春节申遗成功后的文化思考——冯骥才谈年俗保护与传承的时代课题

问题:年味变淡与年俗断层风险并存 随着春节申遗成功,“如何把非遗留日常、留在群众”成为更紧迫的现实课题。近一段时间,不少地方出现“年味淡了”的普遍感受:一些传统流程被简化,走亲访友、拜年问候被更便捷的通信方式替代,部分民间技艺与节令活动因传承人老去、市场萎缩而难以延续。冯骥才认为,春节不只是一顿团圆饭,更是一整套承载团圆、慈孝、和合、平安等价值的生活方式。如果这些习俗与象征体系被快速削弱,节日容易被“周末化”、娱乐化,精神内核也会随之松动。 原因:现代生活方式重塑节日结构,多重因素叠加挤压传统空间 年俗式微并非单一原因所致。
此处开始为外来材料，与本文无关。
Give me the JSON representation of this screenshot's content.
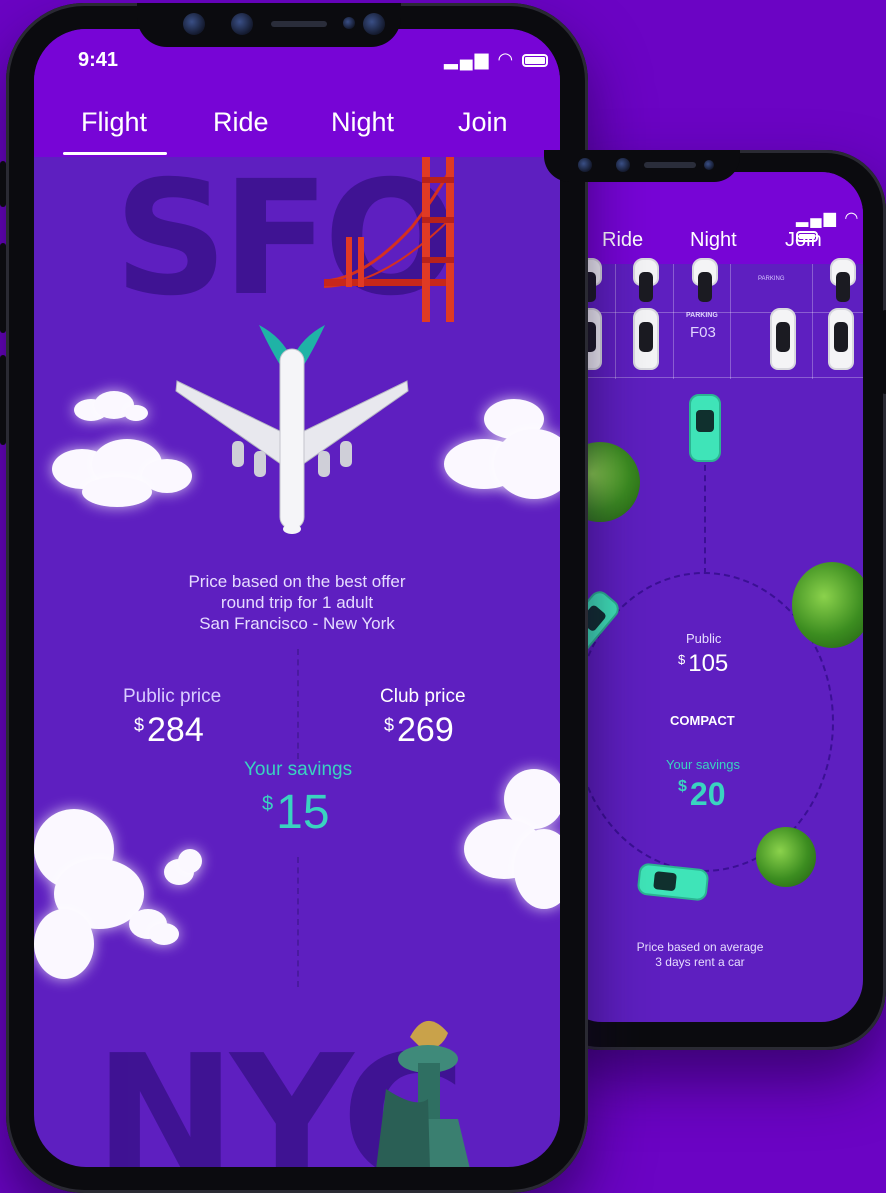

其一,城市化与人口流动改变了家庭结构与聚居形态,传统村落支持节日运转的公共空间缩小,许多依赖集体参与的节令活动难以持续。其二,生活节奏加快抬高了“时间成本”,原本连贯的节日程序被压缩为少数消费或观赏环节,仪式链条由此断裂。其三,外来文化与商业传播强化了“节日等于消费”的单一叙事,而对传统象征的意义阐释不足,导致年轻群体对不少习俗“知其然不知其所以然”。其四,部分民俗传承与现代治理、公共安全、环境要求之间存在适配问题,若缺少更细致的组织管理与更贴近当下的表达,传统活动就容易被边缘化。 影响:文化认同弱化、社区纽带松弛,非遗价值难以充分释放 春节作为中国人最重要的时间节点,既集中呈现家庭伦理,也是社会情感的共同出口。年俗减少会直接削弱节日的凝聚功能:一上,家族与社区的互动频次下降,代际之间的共同记忆不易形成;另一方面,传统民艺、民俗活动的衰落会带来文化多样性损失,地方性知识与审美体系难以延续。更深层的影响在于价值表达的“失语”——春联、年画、祭祖、守岁、拜年等习俗,本质上是对感恩、敬老、祈愿、守望等伦理观念的生活化表达;一旦只剩“吃饭+娱乐”,节日就难以承担安顿人心、调适社会心理的作用。对产业层面而言,非遗若缺少社区参与与日常场景支撑,文旅开发也可能走向同质化与空心化。 对策:抢救性记录与活态转化并重,形成可持续的传承生态 冯骥才长期倡导对濒危民俗进行“临终抢救”,强调在传统尚存时尽快记录、保存与研究,避免关键技艺、文献与生活现场发生不可逆的流失。以天津南乡年画保护为例,有关团队通过系统走访、影像记录、口述整理等方式,尽可能完整保留作坊与资料,同时梳理历史线索、补足学术空白。这类实践提示我们:非遗保护既要守住“把东西留下来”的底线,也要走向“让它继续被使用”的路径。 面向更广范围,应在三个层面合力推进:一是完善公共文化服务,把节日民俗纳入社区、学校、博物馆、图书馆等常态化供给,形成可参与、可学习的社会课程;二是鼓励在地传承与青年参与,通过师徒制、研学、志愿者计划、数字化记录等方式扩展传承人队伍,让传统技艺获得更稳定的社会评价与经济支撑;三是推动节日仪式的当代表达,在尊重核心意义的前提下优化组织方式与安全管理,使庙会、灯会、年画展陈、手工市集等活动回到群众生活中,而不是停留在“看展式”传承。 前景:申遗不是终点,关键在于把文化回归日常生活 春节列入人类非遗名录,为保护与传播带来更高的国际关注度,也对国内治理能力提出更具体的要求。未来一段时间,春节文化的生命力取决于两点:其一,能否把“共同价值”讲清楚,把习俗背后的伦理与审美说明白,让年轻人理解仪式感并愿意参与;其二,能否建立跨部门的长效机制,让保护不止于节前“热闹一阵”,而成为贯穿全年、扎根基层的系统工作。冯骥才提出“传统不是静止遗产”,强调以创意与想象促成再融入,这与当下推动非遗“活态传承、合理利用”的方向一致。可以预期,随着更多地方在公共空间、节日活动和文化产品上进行更精细的创新,春节的文化表达将呈现“更现代的组织方式+更清晰的传统内核”的新形态。

从农耕文明的岁时祭典到信息时代的文化符号,春节始终是中国人情感共振的最大波长。当冯骥才在《过年书》扉页写下“守岁就是守文化”时,他守护的不仅是贴福字、包饺子的形式,更是民族集体记忆中对“团圆”“安康”的生命理解。这种理解,或许正是文明延续最坚韧的纽带。